Labour MEP Catherine Stihler said: "Scotland will not automatically assume the many rights of the UK.
"There will have to be long, detailed negotiations with a great many bodies and institutions. The outcome of which can never be taken for granted."
A spokesman for First Minister Alex Salmond said: "An independent Scotland will remain an integral part of the EU, and nothing in this answer suggests otherwise, despite the desperation of the anti-independence parties to say so.
"As many experts have confirmed, Scotland is part of the territory of the European Union and the people of Scotland are citizens of the EU.
"There is no provision for either of these circumstances to change upon independence."
The SNP is preparing to vote on overturning its historic opposition to Nato - a move widely interpreted as an attempt to boost Scotland's international credentials.
However, the party leadership is facing a backlash from several MSPs and grassroots members, who have vowed to vote against the resolution at conference next month.
Sillars said: "A number of people in the SNP do not realise that the decision on independence, and the consequences thereof, profoundly affect other people in their foreign policy.

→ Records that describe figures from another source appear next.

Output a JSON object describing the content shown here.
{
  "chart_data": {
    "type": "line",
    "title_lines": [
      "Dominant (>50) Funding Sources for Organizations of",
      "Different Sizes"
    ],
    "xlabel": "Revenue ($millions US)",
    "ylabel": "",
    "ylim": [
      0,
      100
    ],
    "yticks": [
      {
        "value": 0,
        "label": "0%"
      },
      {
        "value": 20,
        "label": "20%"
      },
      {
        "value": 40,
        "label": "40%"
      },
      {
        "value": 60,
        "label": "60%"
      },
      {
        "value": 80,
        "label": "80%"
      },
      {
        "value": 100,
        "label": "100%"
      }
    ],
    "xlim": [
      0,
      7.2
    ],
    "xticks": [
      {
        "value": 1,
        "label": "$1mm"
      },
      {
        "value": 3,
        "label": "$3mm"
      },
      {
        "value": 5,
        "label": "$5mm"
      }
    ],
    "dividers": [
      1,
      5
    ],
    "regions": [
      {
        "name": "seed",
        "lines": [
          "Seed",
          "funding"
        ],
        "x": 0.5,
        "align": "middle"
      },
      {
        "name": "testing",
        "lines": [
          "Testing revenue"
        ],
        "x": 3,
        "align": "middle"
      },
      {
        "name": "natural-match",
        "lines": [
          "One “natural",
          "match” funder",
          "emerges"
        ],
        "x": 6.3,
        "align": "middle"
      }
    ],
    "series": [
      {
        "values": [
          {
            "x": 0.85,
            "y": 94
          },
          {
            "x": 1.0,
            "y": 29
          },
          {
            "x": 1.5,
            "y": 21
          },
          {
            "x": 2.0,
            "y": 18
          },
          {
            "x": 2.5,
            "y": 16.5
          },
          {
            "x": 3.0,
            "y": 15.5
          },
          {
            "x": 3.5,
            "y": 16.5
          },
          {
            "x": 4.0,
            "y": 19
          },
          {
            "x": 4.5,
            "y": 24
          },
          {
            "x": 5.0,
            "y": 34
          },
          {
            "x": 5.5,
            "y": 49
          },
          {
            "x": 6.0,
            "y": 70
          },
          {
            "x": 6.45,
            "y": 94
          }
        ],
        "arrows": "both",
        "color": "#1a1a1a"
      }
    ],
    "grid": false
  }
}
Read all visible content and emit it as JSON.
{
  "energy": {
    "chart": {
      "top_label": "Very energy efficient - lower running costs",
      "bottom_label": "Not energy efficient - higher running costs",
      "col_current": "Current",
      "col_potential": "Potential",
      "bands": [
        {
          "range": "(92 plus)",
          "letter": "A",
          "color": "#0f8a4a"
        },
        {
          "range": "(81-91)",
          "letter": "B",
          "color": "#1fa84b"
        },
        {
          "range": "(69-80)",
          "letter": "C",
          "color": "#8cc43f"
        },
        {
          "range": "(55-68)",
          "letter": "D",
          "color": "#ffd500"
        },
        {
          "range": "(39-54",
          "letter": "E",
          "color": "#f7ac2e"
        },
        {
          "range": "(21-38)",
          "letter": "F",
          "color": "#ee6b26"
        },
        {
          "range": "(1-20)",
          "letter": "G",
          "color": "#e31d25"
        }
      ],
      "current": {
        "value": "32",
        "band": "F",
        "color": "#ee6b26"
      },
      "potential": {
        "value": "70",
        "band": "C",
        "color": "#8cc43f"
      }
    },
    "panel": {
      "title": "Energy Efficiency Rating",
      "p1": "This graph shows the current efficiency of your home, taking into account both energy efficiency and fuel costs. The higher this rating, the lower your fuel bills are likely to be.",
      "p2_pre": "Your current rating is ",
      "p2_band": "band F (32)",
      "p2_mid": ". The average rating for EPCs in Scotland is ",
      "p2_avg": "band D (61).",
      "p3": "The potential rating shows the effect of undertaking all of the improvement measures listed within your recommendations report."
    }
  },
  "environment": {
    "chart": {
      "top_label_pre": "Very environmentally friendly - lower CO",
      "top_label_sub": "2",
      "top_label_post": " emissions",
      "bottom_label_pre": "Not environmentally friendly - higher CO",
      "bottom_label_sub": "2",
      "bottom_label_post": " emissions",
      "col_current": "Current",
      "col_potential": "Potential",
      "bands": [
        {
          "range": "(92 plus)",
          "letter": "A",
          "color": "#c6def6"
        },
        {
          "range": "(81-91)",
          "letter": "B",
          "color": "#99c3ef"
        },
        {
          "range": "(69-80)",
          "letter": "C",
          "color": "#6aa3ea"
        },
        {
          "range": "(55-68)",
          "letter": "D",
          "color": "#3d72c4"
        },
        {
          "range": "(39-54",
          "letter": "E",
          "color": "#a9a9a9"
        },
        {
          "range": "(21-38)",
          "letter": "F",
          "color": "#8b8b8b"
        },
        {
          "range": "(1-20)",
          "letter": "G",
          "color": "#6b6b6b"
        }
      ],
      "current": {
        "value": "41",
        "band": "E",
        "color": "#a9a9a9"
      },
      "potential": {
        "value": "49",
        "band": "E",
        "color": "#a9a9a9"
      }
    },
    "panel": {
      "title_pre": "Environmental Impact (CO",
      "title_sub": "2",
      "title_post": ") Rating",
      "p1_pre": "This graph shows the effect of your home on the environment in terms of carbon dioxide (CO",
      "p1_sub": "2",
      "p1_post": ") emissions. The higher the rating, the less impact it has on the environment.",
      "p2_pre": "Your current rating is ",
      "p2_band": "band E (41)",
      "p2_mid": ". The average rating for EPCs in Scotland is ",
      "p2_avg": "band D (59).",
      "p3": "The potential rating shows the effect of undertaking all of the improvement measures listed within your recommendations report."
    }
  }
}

"The Baltic states joined Nato as protection against Russia, and there are problems inside the Baltic states with Russia and vice-versa.
"They are also members of the EU. They will be very concerned if there is any diminution of Nato's geographic integrity.
"It is naive for anyone within the SNP to believe we can just kick that aside as of no consequence without someone in Europe taking adverse action against us.
"The potential adverse action against us could be that in the middle of the referendum campaign, while the SNP is saying we will automatically be in the EU, one of the EU states could say 'that's not true and we will block it'.
"Anybody who says the legalities will tie the EU up is very naive. This is big stuff we're talking about. This is the withdrawal of the aircraft carrier from Nato."
MacDonald added: "We have still got a bit of negotiation that we would need to do on our own behalf, but certainly at this stage from the finish line I don't think anybody can make definitive statements about what all the parties would do."